You’ve landed at the famous landmark in London, England—Big Ben! The clock tower was erected in the 19th century. Big Ben actually refers to the giant, 13-ton bell that tolls each hour from its home near the Houses of Parliament. The building that houses Big Ben has gone by two names historically, first St. Stephen’s Tower, and later (and currently), Elizabeth’s Tower.
Its designer, Augustus Pugin, created it in a neo-Gothic style. When it was completed in 1859, Big Ben was known around the world for being the largest four-faced chiming clock in the world. It was also considered a great feat in clock making for it to be extremely accurate despite its size and complexity.
Now, maybe you haven’t personally made it to see and hear the real Big Ben, so if you’d like to experience a taste of jolly old England at home, we thought we’d take this opportunity to introduce you to the English tradition of tea. We’ll even give you a recipe to try!
Host a Traditional English Tea Party
First, we should point out that there are different types of teas, each with their own traditional characteristics.
Low tea, or afternoon tea, is a wonderful social occasion that is served at a low table… hence its name! A coffee table in the living room would do just fine for hosting a low tea.
On the other hand, high tea is served slightly later in the day. High tea is more of an early supper, rather than just an afternoon snack, and includes a much more substantial meal served on a higher table, such as a dinner table.
Host a Low Tea
Today, we’ll take you through what you’ll need to host a beautiful afternoon ‘low tea’ for your friends and family. First things first: A formal party must always start with invitations, so get creative, have some fun with snail mail and hand-write some invites to your guest list. Make sure you give at least two weeks advance notice. As for time, a low tea will typically begin between 2:00 and 4:00 pm, and would not venture past a 6:00 pm end time.
What to Serve at a Tea Party
Let’s start with the obvious… Tea! A typical tea served in the afternoon would be a black tea such as Earl Grey or Assam. You should offer tea with milk or cream, sugar cubes, and lemon wedges.
This would be a great time to haul out (and possibly dust off) that beautiful tea set. If you haven’t got a tea set, just collect what you’ve got and have some fun. Use tablecloths, fresh cut flowers, and light colours such as white, pink, yellow, and gold for your décor.
As for food, there are many variations but the most common foods to include for your guests at a low tea would be:
- Scones with clotted cream and jam.
- Finger sandwiches.
- Dainty desserts.
Stack your goodies on a classic three-tiered serving platter in the traditional order of sweets on the top tier, scones and breads on the middle tier, and savouries and sandwiches on the bottom level. A great rule of thumb for how many items to make would be 2-3 sweets, 2 scones, and 4-5 savouries or finger sandwiches per person.

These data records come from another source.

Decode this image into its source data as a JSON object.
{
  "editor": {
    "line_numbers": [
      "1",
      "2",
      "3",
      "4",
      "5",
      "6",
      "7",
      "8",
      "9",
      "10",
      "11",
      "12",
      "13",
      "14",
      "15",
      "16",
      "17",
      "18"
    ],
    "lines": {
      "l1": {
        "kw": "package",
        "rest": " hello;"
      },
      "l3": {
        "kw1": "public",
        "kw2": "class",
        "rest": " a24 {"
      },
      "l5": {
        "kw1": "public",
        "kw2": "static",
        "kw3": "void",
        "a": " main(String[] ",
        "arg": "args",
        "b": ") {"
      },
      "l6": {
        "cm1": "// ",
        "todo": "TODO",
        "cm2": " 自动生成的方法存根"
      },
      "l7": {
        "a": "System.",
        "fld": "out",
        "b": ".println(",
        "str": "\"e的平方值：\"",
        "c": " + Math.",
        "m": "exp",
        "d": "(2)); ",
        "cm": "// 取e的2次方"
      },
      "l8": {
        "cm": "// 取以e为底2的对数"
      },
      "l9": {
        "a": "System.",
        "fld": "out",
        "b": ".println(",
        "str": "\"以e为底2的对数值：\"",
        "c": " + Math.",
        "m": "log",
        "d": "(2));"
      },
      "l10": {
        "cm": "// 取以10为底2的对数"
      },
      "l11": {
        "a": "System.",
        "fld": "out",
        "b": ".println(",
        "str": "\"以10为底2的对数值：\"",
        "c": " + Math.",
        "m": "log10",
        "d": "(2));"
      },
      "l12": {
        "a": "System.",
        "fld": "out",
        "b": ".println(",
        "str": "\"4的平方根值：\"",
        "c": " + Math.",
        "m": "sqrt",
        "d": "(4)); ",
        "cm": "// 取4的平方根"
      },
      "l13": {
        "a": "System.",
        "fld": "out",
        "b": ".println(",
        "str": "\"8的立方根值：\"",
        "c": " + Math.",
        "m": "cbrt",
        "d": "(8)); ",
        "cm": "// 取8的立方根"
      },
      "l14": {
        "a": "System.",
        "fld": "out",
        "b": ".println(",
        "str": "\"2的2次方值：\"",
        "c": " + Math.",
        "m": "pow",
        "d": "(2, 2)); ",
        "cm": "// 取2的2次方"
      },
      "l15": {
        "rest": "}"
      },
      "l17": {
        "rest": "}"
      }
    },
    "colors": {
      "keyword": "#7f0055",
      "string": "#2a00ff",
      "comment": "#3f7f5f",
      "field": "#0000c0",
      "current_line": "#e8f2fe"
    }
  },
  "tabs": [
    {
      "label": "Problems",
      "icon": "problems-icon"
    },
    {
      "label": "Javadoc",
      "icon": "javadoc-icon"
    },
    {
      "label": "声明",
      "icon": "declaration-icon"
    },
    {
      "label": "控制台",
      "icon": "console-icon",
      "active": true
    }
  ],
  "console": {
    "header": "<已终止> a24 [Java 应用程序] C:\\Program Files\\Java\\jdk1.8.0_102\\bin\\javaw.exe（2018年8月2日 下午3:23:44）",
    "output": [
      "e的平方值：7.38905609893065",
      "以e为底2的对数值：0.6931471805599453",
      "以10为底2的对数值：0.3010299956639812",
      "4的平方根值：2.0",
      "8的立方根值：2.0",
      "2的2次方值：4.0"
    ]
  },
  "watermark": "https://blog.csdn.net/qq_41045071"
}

A Scone Recipe with Crème Fraîche for Low Tea
Here’s a classic scone recipe that your guests will love. Serve these scones with a red berry jam of your choice and crème fraîche. Although clotted cream is traditionally served, it is often difficult to find in North America due to its unpasteurized nature.
You will need:
- 2 cups all-purpose flour – sifted
- 1/3 cup white sugar
- 1/4 teaspoon salt
- 1 tablespoon baking powder
- ½ cup cold, unsalted butter
- ½ cup of whole milk
- 1 egg beaten
- 2 tablespoons of milk for brushing the tops
Putting it all Together:
Preheat your oven to 425°F.
- In a large bowl, combine your flour, sugar, salt, and baking powder.
- Cut your cold butter into cubes and begin blending it with a pastry blender or a fork until the pieces of butter are about the size of peas. You can use your hands for this step, but be careful not to melt the butter pieces too much with the warmth of your hands.
- Make a well in the middle of the mixture and add your milk and the egg. Work it together with a spoon until it starts to form a sticky ball of dough. Knead it together on a floured surface for no more than a minute in order to keep those pieces of butter intact.
- Roll out the dough to a thickness of ¾ of an inch and cut into small circles using a cookie cutter or small cup that is no more than 2-2.5 inches wide. Since these are tea scones, it’s important that they be a little smaller in size. Continue to gather and roll out the scraps until all of your scones are cut out.
- Place your scones on a parchment lined baking sheet and brush the tops with a little milk. Bake for 12-15 minutes until golden on top.
This recipe will yield about 14-16 scones, depending on the size you make them.
Serve on the middle tier of your serving tray with crème fraîche and a sweet, berry jam on the side for your guests to slather on to their hearts’ content.
We hope that enjoy this taste of England at your sure-to-be delightful tea party!